Patrząc powierzchownym spojrzeniem, jej biografia jest bez zarzutu, w ludzkim pojęciu to pełny sukces. Nic nie każe nam podejrzewać, że istniał w niej burzliwy, smutny i niepewny świat. Na zewnątrz widoczna była jej promienna osobowość, podczas gdy wewnątrz dręczyły ją straszliwe ciemności, których nie domyślały się nawet najbliższe z jej córek, które przez wiele lat żyły razem z nią. Wielka prawda o jej życiu pozostawała zawsze ukryta w jej duszy, a przecież nie znając jej życia wewnętrznego nikt nie mógł prawdziwie powiedzieć, że znał Matkę Maravillas od Jezusa. Świadectwo o swym wewnętrznym życiu dała ona sama na kartach wielu listów pisanych do kierowników duchowych, bo przed nimi otwierała swe serce, szukając wskazówek pośród ciemnej i mrocznej doliny. Prawdę o tej odważnej i podziwu godnej kobiecie mogliśmy odkryć dopiero po jej śmierci, gdy jej listy wyszły na światło dzienne.

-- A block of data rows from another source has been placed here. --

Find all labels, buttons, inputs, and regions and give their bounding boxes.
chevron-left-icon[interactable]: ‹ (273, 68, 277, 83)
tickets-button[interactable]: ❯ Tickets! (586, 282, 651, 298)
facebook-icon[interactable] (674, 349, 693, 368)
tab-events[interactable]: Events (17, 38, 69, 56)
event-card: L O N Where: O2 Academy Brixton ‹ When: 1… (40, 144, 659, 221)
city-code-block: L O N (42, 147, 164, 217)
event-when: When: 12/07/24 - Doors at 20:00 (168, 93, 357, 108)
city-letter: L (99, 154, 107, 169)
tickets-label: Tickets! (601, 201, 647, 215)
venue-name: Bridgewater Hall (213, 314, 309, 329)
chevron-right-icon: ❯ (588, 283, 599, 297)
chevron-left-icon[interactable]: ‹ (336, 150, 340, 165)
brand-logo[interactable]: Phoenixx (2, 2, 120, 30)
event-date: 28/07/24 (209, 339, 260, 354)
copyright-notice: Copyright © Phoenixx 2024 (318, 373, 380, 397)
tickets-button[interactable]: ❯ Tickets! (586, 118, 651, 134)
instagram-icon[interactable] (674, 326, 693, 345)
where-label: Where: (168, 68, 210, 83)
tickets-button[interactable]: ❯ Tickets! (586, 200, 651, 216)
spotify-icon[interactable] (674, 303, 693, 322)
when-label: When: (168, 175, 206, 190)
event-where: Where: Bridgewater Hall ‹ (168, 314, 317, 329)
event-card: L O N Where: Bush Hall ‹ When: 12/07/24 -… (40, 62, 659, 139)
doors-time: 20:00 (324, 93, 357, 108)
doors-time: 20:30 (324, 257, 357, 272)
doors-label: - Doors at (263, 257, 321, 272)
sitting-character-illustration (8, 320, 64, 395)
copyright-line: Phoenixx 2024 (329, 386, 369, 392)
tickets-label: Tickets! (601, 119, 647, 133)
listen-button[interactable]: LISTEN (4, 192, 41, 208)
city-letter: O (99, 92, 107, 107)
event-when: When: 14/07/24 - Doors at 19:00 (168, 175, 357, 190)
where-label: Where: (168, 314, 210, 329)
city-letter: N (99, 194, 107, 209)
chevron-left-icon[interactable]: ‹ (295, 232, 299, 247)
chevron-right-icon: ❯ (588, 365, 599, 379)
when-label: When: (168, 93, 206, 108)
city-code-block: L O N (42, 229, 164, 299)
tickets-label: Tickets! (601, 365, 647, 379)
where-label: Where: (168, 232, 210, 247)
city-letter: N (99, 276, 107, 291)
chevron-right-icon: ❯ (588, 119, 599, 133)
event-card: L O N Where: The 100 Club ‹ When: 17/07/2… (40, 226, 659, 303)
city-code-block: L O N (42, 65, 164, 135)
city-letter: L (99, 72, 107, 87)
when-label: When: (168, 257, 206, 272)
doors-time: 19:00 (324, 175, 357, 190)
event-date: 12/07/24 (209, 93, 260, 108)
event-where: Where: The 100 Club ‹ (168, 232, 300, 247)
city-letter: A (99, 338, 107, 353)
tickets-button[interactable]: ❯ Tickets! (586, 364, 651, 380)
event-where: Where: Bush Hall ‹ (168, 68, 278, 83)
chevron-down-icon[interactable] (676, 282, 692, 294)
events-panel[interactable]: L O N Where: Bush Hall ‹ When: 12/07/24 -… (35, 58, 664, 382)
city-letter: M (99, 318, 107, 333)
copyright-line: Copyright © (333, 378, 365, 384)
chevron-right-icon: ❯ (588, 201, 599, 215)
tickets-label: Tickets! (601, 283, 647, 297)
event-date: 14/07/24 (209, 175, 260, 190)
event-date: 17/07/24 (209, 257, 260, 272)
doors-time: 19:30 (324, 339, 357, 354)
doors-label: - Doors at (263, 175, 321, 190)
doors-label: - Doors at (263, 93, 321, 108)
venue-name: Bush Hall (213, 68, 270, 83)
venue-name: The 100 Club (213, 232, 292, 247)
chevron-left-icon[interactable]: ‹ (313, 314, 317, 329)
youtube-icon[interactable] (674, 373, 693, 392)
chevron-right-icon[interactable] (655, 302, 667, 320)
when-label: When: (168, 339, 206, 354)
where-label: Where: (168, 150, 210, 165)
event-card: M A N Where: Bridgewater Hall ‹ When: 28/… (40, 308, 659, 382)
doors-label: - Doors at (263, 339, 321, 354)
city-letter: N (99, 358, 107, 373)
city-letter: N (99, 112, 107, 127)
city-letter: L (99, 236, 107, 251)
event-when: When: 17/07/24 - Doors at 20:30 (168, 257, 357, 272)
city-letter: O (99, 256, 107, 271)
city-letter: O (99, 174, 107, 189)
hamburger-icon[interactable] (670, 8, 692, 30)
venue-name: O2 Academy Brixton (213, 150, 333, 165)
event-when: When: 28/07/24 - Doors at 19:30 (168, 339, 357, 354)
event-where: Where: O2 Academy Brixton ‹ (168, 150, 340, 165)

Te wewnętrzne próby doprowadziły ją do zupełnego zapomnienia o sobie i oderwania od świata, który ciągle ją wywyższał i podziwiał jej fundacyjne sukcesy. Jednak żaden z tych wywyższających ją głosów nie zdołał pozbawić Matki Jej głębokiej i ogromnej pokory, z której zrodziło się bezgraniczne wyrzeczenie zawsze w służbie jej córek. Odpowiednia postawa Świętej w tylu szczegółach życia oraz wyrzeczenie pozwalały odnaleźć wyjście z najtrudniejszych sytuacji i dawały rozwiązania płynące z głębokiej i niewzruszonej wiary w Boga. Mógłby ktoś pomyśleć, że Matka Maravillas - przeorysza przez prawie całe swoje życie zakonne - doszła do tego wszystkiego dzięki swym zdolnościom organizacyjnym i autorytetowi. Lecz ona nigdy nie rządziła z piedestału, lecz raczej starała się dostosować do każdego, uwrażliwić na potrzeby najmniejszych, służyć. Oto sekret wszystkich inicjatyw Matki, jej córki są w tym jednomyślne: nie potrzebowała rozkazywać.